Part 1 of this post suggested that we should recognize that the shift to a DevOps world is not a revolution, but an evolution of our rich heritage of delivery practices. In part 2 I conclude my summary of the different eras of “best practice” before addressing the questions originally posed.
Scaled Agile Development Practices
Most agile approaches have an idealized view of an agile team – such as the team being small and co-located. However, in many organizations, teams are large and distributed. There are also other considerations – such as the relationship to enterprise capabilities like enterprise architecture and portfolio management, as well as constraining factors such as the need to conform to regulatory requirements. Scaled agile development approaches, such as the Scaled Agile Framework (SAFe) and Disciplined Agile Delivery (DAD), attempt to address such challenges using practices such as the following:
- Measured Performance. This practice allows project and portfolio-level measurements to inform key business decisions. For example, knowing that the burndown of a project’s product backlog is not on a downward trajectory may indicate that more (or better-skilled) resources are required on the project. Similarly, observing a lot of requirements churn (changes to already-defined requirements) may indicate that the project’s business representative may not have the domain knowledge required.

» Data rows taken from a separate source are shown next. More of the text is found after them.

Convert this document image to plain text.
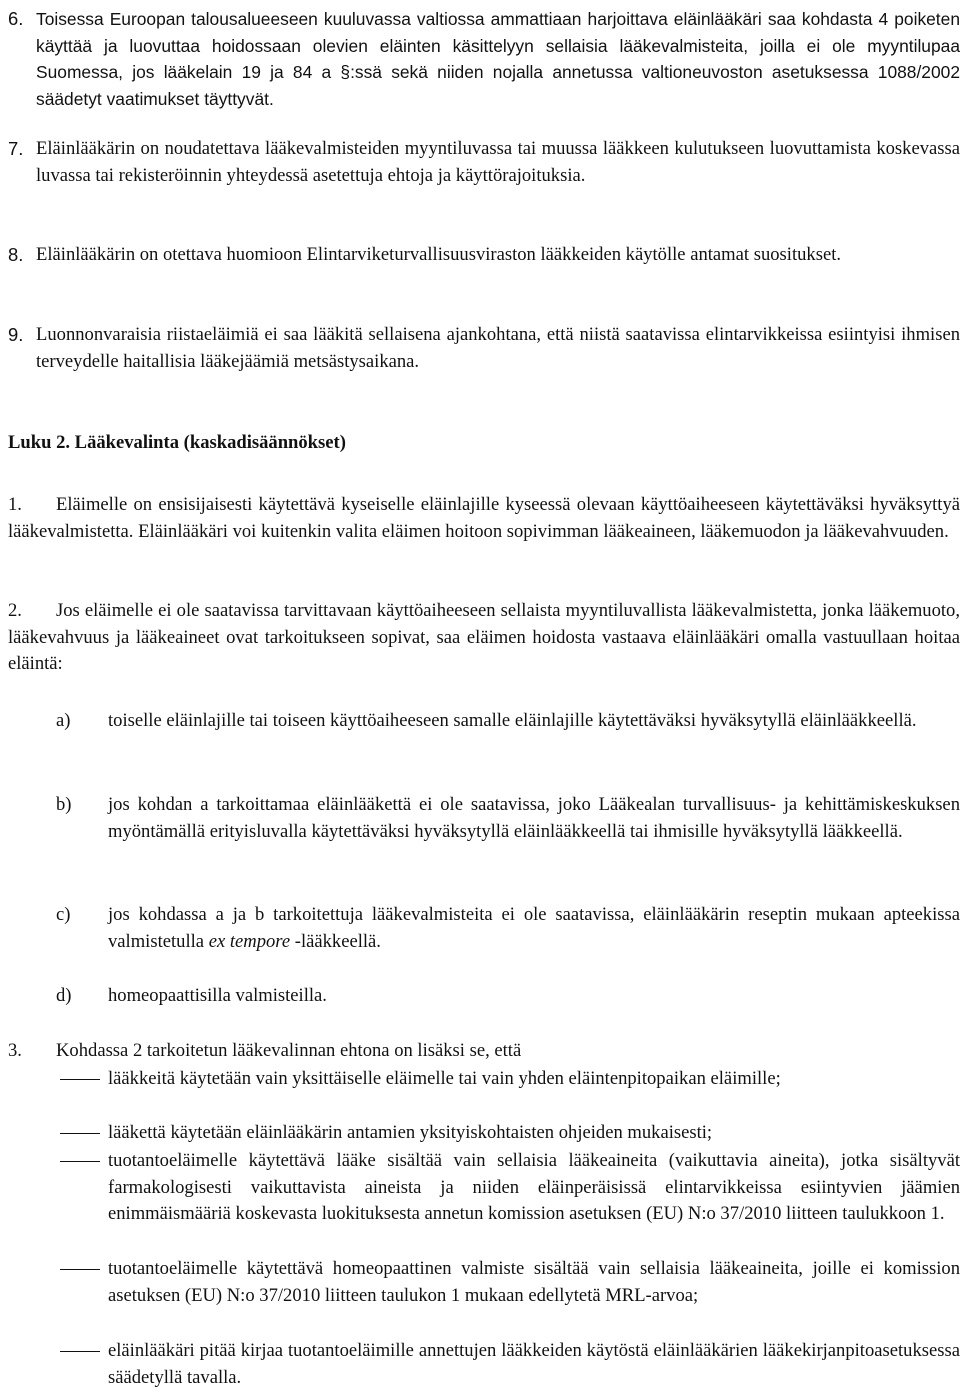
6. Toisessa Euroopan talousalueeseen kuuluvassa valtiossa ammattiaan harjoittava eläinlääkäri saa kohdasta 4 poiketen käyttää ja luovuttaa hoidossaan olevien eläinten käsittelyyn sellaisia lääkevalmisteita, joilla ei ole myyntilupaa Suomessa, jos lääkelain 19 ja 84 a §:ssä sekä niiden nojalla annetussa valtioneuvoston asetuksessa 1088/2002 säädetyt vaatimukset täyttyvät.
7. Eläinlääkärin on noudatettava lääkevalmisteiden myyntiluvassa tai muussa lääkkeen kulutukseen luovuttamista koskevassa luvassa tai rekisteröinnin yhteydessä asetettuja ehtoja ja käyttörajoituksia.
8. Eläinlääkärin on otettava huomioon Elintarviketurvallisuusviraston lääkkeiden käytölle antamat suositukset.
9. Luonnonvaraisia riistaeläimiä ei saa lääkitä sellaisena ajankohtana, että niistä saatavissa elintarvikkeissa esiintyisi ihmisen terveydelle haitallisia lääkejäämiä metsästysaikana.
Luku 2. Lääkevalinta (kaskadisäännökset)
1.	Eläimelle on ensisijaisesti käytettävä kyseiselle eläinlajille kyseessä olevaan käyttöaiheeseen käytettäväksi hyväksyttyä lääkevalmistetta. Eläinlääkäri voi kuitenkin valita eläimen hoitoon sopivimman lääkeaineen, lääkemuodon ja lääkevahvuuden.
2.	Jos eläimelle ei ole saatavissa tarvittavaan käyttöaiheeseen sellaista myyntiluvallista lääkevalmistetta, jonka lääkemuoto, lääkevahvuus ja lääkeaineet ovat tarkoitukseen sopivat, saa eläimen hoidosta vastaava eläinlääkäri omalla vastuullaan hoitaa eläintä:
a)	toiselle eläinlajille tai toiseen käyttöaiheeseen samalle eläinlajille käytettäväksi hyväksytyllä eläinlääkkeellä.
b)	jos kohdan a tarkoittamaa eläinlääkettä ei ole saatavissa, joko Lääkealan turvallisuus- ja kehittämiskeskuksen myöntämällä erityisluvalla käytettäväksi hyväksytyllä eläinlääkkeellä tai ihmisille hyväksytyllä lääkkeellä.
c)	jos kohdassa a ja b tarkoitettuja lääkevalmisteita ei ole saatavissa, eläinlääkärin reseptin mukaan apteekissa valmistetulla ex tempore -lääkkeellä.
d)	homeopaattisilla valmisteilla.
3.	Kohdassa 2 tarkoitetun lääkevalinnan ehtona on lisäksi se, että
lääkkeitä käytetään vain yksittäiselle eläimelle tai vain yhden eläintenpitopaikan eläimille;
lääkettä käytetään eläinlääkärin antamien yksityiskohtaisten ohjeiden mukaisesti;
tuotantoeläimelle käytettävä lääke sisältää vain sellaisia lääkeaineita (vaikuttavia aineita), jotka sisältyvät farmakologisesti vaikuttavista aineista ja niiden eläinperäisissä elintarvikkeissa esiintyvien jäämien enimmäismääriä koskevasta luokituksesta annetun komission asetuksen (EU) N:o 37/2010 liitteen taulukkoon 1.
tuotantoeläimelle käytettävä homeopaattinen valmiste sisältää vain sellaisia lääkeaineita, joille ei komission asetuksen (EU) N:o 37/2010 liitteen taulukon 1 mukaan edellytetä MRL-arvoa;
eläinlääkäri pitää kirjaa tuotantoeläimille annettujen lääkkeiden käytöstä eläinlääkärien lääkekirjanpitoasetuksessa säädetyllä tavalla.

- Formal Change Management. This practice provides a controlled approach for managing changes and is (as the name suggests) more formal than the Team Change Management practice. This practice is often applied when approval is required from stakeholders outside of the project team, or when a deliverable has been baselined as part of a contract and the deliverable needs to be modified.
- Concurrent Testing. While a project team may embrace test-driven development, there is often an independent test team present (especially in larger organizations) that typically provide a level of user acceptance testing before the solution is put into production. The purpose of this practice is to bring this “external” team in sync with the project team and have them work in step with the project so that their work isn’t compressed into a separate activity at the end of an iteration or release.
The previous four eras are focused primarily on software development. DevOps brings this thinking into the world of continuous delivery, where we not only consider both development and operations (as the DevOps moniker suggests), but the entire pipeline of how an idea gets into production and feedback obtained.
- Collaborative Delivery. This practice is focused on ensuring that everyone involved in the delivery of a solution collaborates, especially Dev and Ops. For example, those with operations knowledge (such as skills in service management) should be involved early (and continuously) throughout the life of a project, such as being involved in any requirements definition so that non-functional requirements (including qualities that they know much about, such as performance and reliability) are considered from the outset.
- Continuous Testing. The process of executing automated tests as part of the software delivery pipeline, as software packages are moved through each environment in the deployment pipeline, is a fundamental practice in a DevOps approach.
- Continuous Release. Another DevOps best practice is releasing to a production-like environment early, and often. This ensures that the deployment and release processes are themselves de-risked as part of the natural progression of a project.
- Continuous Monitoring and Optimization. A key aspect of a DevOps approach is enabling feedback on the fitness-for-purpose of the delivered solution. This practice places a focus on ensuring that visibility and feedback is continuous through the life of a delivery project, and beyond (when the solution is in production), as well as actions take to manage and optimize application and infrastructure performance.
In Conclusion – From Theory to Practice
I took this thinking to a major European bank who had all of the concerns raised at the start of this post. Here’s what we did in an all-day workshop with the bank’s DevOps transformation team:
- We ensured that everyone in the room had a clear understanding of the meaning of each of the practices.
- Based on the challenges faced by the bank we identified the practices that we felt would add value.
- We assigned a priority to each of the practices considered “in scope”.
- We looked at other attributes, such as dependencies between practices, the effort to implement, the skills required and so on that would influence the implementation of each practice.
- We developed a DevOps adoption roadmap that indicated which practices would be introduced, and when.
This approach addressed the first two concerns mentioned earlier; the bank felt that the introduction of DevOps could be managed as it was incrementally introduced, and they certainly knew how they would start.
But what of practitioners feeling anxious about changing their ways of working? The key here is to recognize that everyone is an individual and comes from a different starting point. Given the practices considered in scope at the bank, and using a table of practices similar to the one shown at the start of this post, each practitioner was able to recognize which practices they were already comfortable with, and practicing, and those that would be new to them. This understanding led to the creation of a personalized enablement roadmap that would bring each individual up to speed, at a pace in line with introduction of DevOps practices at the bank.
Transforming to any new way of working can be daunting, but I hope that the approach outlined in this post can give you some inspiration, and a starting point.